Dans la fournaise du désert de l’Afar
Cela fait déjà six ans qu’Anneleen Foubert sillonne la dépression de Danakil, l’un des endroits les plus bas, les plus chauds et les plus arides du globe, paradis des géologues avec ses lacs salés, son activité sismique et ses cratères. La recherche de la sédimentologue vise à déterminer à combien de reprises, par le passé, la mer Rouge est parvenue à inonder la région, phénomène tributaire à la fois des mouvements tectoniques et des variations paléo climatiques. «Si le continent s’enfonce et que le niveau des mers monte, du fait du réchauffement climatique, on peut supposer que la dépression de Danakil risque à nouveau d’être immergée.
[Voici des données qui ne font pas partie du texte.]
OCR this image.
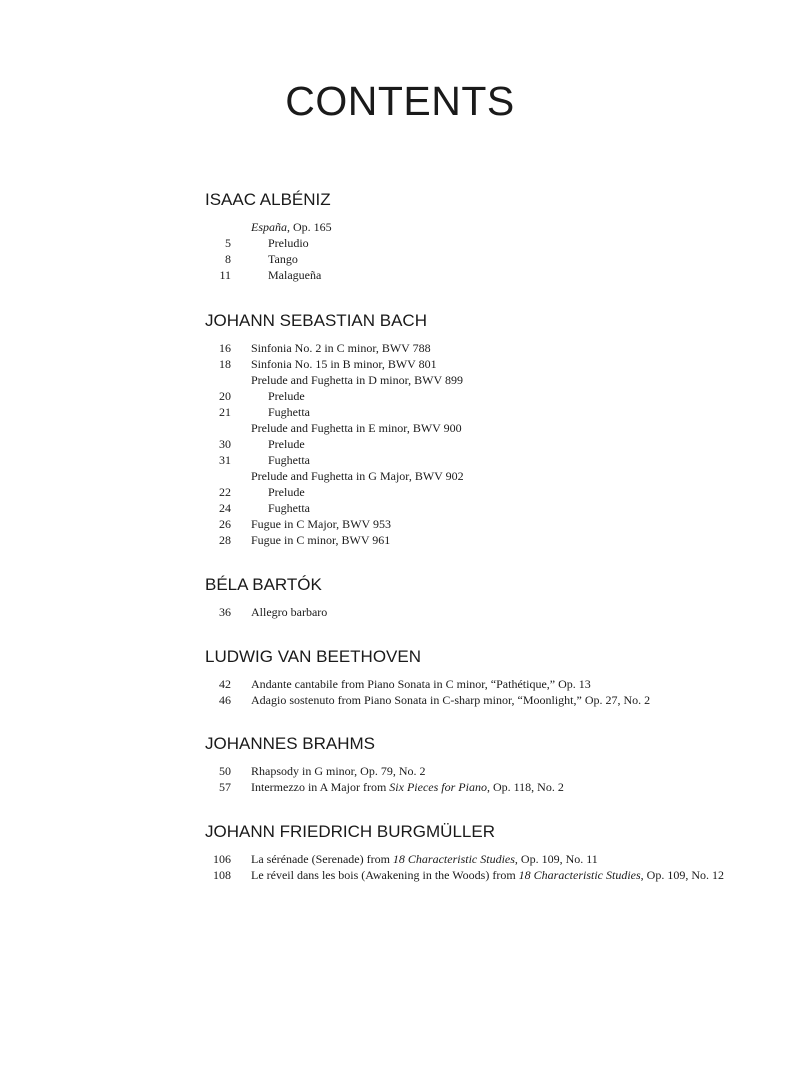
CONTENTS
ISAAC ALBÉNIZ
España, Op. 165
5	Preludio
8	Tango
11	Malagueña
JOHANN SEBASTIAN BACH
16 Sinfonia No. 2 in C minor, BWV 788
18 Sinfonia No. 15 in B minor, BWV 801
Prelude and Fughetta in D minor, BWV 899
20	Prelude
21	Fughetta
Prelude and Fughetta in E minor, BWV 900
30	Prelude
31	Fughetta
Prelude and Fughetta in G Major, BWV 902
22	Prelude
24	Fughetta
26 Fugue in C Major, BWV 953
28 Fugue in C minor, BWV 961
BÉLA BARTÓK
36 Allegro barbaro
LUDWIG VAN BEETHOVEN
42 Andante cantabile from Piano Sonata in C minor, “Pathétique,” Op. 13
46 Adagio sostenuto from Piano Sonata in C-sharp minor, “Moonlight,” Op. 27, No. 2
JOHANNES BRAHMS
50 Rhapsody in G minor, Op. 79, No. 2
57 Intermezzo in A Major from Six Pieces for Piano, Op. 118, No. 2
JOHANN FRIEDRICH BURGMÜLLER
106 La sérénade (Serenade) from 18 Characteristic Studies, Op. 109, No. 11
108 Le réveil dans les bois (Awakening in the Woods) from 18 Characteristic Studies, Op. 109, No. 12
Cette reconstitution du passé nous permet donc de prévoir l’avenir!» Anneleen Foubert et ses collègues éthiopiens étudient également le système hydrique de la région, une ressource stratégique essentielle dans le désert de l’Afar, ainsi que le potentiel géothermique, immense comme dans toute zone sismique: «Nous restons dans le domaine de la recherche fondamentale, mais les connaissances acquises, pourront servir au développement énergétique et économique de la région.» Et si la recherche passionne Anneleen Foubert, ses yeux se mettent véritablement à étinceler quand elle évoque ce qu’elle chérit le plus dans son projet de semestre sabbatique: «Nous formons la prochaine génération de géologues éthiopiens et je rêve qu’il puisse venir étudier en Europe et retourner en Ethiopie avec un bagage de qualité.»
Un premier bilan au-delà des espérances
Dans la vie, faire des choix audacieux, c’est aussi s’exposer à l’échec, voire aux regrets. S’expatrier un semestre en Ethiopie, de surcroît en embarquant sa famille avec soi dans l’aventure, comportait sa part de risque. A l’heure de dresser un bilan intermédiaire, Anneleen Foubert ne peut que se féliciter de son choix: ses filles vivent une expérience unique, édifiante. Elle-même poursuit ses recherches, partage ses connaissances et, bien que son semestre n’a de sabbatique que le nom, il lui permet de puiser une énergie nouvelle: «A Fribourg, je suis souvent stressé par mes nombreuses sollicitations. Ici, en Afrique, le temps s’écoule différemment. Ça m’aide à prendre du recul. En ce sens, c’est un vrai congé sabbatique.»